Runtime Notice: call_user_func() expects parameter 1 to be a valid callback, non-static method Zikula\Module\DizkusModule\EventHandlers\SystemListeners::deleteUser() should not be called statically in C:\xampp\htdocs\core\src\vendor\symfony\symfony\src\Symfony\Component\EventDispatcher\EventDispatcher.php line 164
500 Internal Server Error - ContextErrorException

Should I open an issue in Core?

craigh commented 11 years ago

update and try again.

craigh commented 11 years ago

I've still not come up with any solutions to this other than reassigning all posts to another user. I'm thinking assigning to "anonymous" would work (uid=1)
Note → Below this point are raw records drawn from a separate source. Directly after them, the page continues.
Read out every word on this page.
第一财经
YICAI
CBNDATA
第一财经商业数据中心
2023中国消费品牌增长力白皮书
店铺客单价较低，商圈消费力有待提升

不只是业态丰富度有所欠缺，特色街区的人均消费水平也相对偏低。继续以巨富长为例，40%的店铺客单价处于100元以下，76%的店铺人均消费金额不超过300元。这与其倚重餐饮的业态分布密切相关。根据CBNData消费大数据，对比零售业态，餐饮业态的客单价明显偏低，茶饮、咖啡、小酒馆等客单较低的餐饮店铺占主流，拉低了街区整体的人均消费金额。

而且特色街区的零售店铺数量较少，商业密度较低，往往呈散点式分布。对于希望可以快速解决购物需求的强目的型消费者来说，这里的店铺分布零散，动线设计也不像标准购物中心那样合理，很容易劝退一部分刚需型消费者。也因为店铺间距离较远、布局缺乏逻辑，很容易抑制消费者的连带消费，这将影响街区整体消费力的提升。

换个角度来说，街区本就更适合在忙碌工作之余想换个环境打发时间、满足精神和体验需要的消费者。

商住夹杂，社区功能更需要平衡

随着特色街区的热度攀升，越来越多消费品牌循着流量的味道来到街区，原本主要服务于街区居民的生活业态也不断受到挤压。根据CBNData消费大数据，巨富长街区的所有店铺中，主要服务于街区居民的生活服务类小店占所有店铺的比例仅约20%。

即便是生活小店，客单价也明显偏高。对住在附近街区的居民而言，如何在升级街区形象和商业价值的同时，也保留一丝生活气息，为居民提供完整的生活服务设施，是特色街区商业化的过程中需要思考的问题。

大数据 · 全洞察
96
ghost commented 11 years ago

Let me throw some more fuel onto the fire.

I see a lot of problems in the future for any modules that couple themselves to anther module's internals. Making a direct relation to another module's entities is a recipe for disaster and difficulty. Now you would be expecting the module to maintain BC on it's entities - but they are not a pubic API and it's not a reasonable assumption to make. Unlike class inheritance, there is no way to make an entity invisible, but in any case, a module that makes this kind of coupling is always going to have to play catch up. There surely must be a better way.

I've refrained from posting this before, but I'm looking into the future and trying to minimise difficulties in the future.

craigh commented 10 years ago

@damon18 - please test again. I think I've got it the way it should be.

craigh commented 10 years ago

@damon18 - please test again. I think I've got it the way it should be.